Project Overview
TweetScraper empowers users to gather tweet data related to specific hashtags. It uses Puppeteer to interact with Twitter, effectively mimicking user behavior to scroll through the feed and collect tweets. The data is then presented in a user-friendly table and can be downloaded as a CSV file for further analysis.
Features
- Hashtag-based Scraping: Users provide a hashtag, and the application scrapes relevant tweets.
- Authentication Handling: Manages Twitter authentication using the
auth_token
cookie.
- Parallel Processing: Employs multiple Puppeteer instances concurrently to speed up scraping, significantly reducing processing time.
- Duplicate Tweet Prevention: Includes logic to avoid collecting duplicate tweets by keeping track of scraped URLs.
- Data Presentation and Download: Displays scraped data in a table and allows users to download it as a CSV file.
- Basic Analytics: Provides basic analytics on scraped tweets, including total tweets and most frequent words.
Technologies Used
- Next.js: Chosen for its excellent performance, server-side rendering capabilities, and ease of development.
- Puppeteer: Used for browser automation, enabling the application to interact with Twitter like a human user.
- TypeScript: Ensured type safety and improved code maintainability.
- Tailwind CSS: Simplified styling and provided a responsive design.
- Radix UI: Enhanced the user interface with accessible and customizable components.
Architecture
TweetScraper leverages a client-server architecture.
- Client (Next.js): The front-end handles user input, displays the results, and manages the download functionality.
- Server (API Routes): The back-end performs the actual scraping using Puppeteer, handling authentication and parallel processing.
Key elements of the scraping process include:
- Input Handling: The client sends the hashtag, cookie, and desired tweet count to the server.
- Parallel Scraping: The server initiates multiple Puppeteer instances to scrape concurrently.
- Duplicate Filtering: Each instance uses a shared Set to keep track of seen URLs, preventing duplicates.

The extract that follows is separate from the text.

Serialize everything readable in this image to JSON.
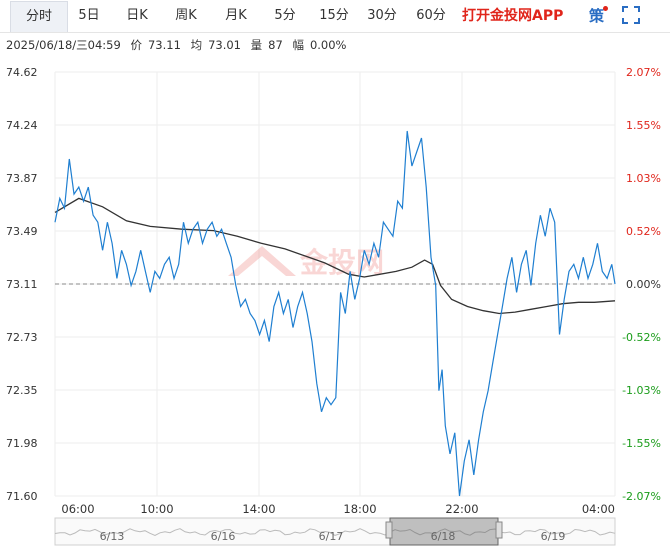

- Data Aggregation: The server combines the results from all instances.
- Response: The server sends the scraped tweets back to the client.
Key Learnings
- Optimizing Puppeteer Performance: Fine-tuning Puppeteer settings, such as using
headless: 'shell'
and implementing random delays between scrolls, to mimic realistic user behavior and prevent detection.
- Parallel Processing with Puppeteer: Leveraging
Promise.all
to manage multiple Puppeteer instances, significantly improving scraping speed.
- Handling Data in Realtime: Implementing efficient ways to handle incoming tweet data from multiple browser instances.
- UI/UX Development with Next.js and Component Libraries: Creating a clean and intuitive user experience with Next.js and component libraries like Radix UI.
Conclusion
TweetScraper offers a streamlined and efficient solution for gathering hashtag-related tweet data. This project solidified my understanding of web scraping techniques, parallel processing, and modern front-end development practices. I am eager to continue exploring and expanding upon these skills in future endeavors.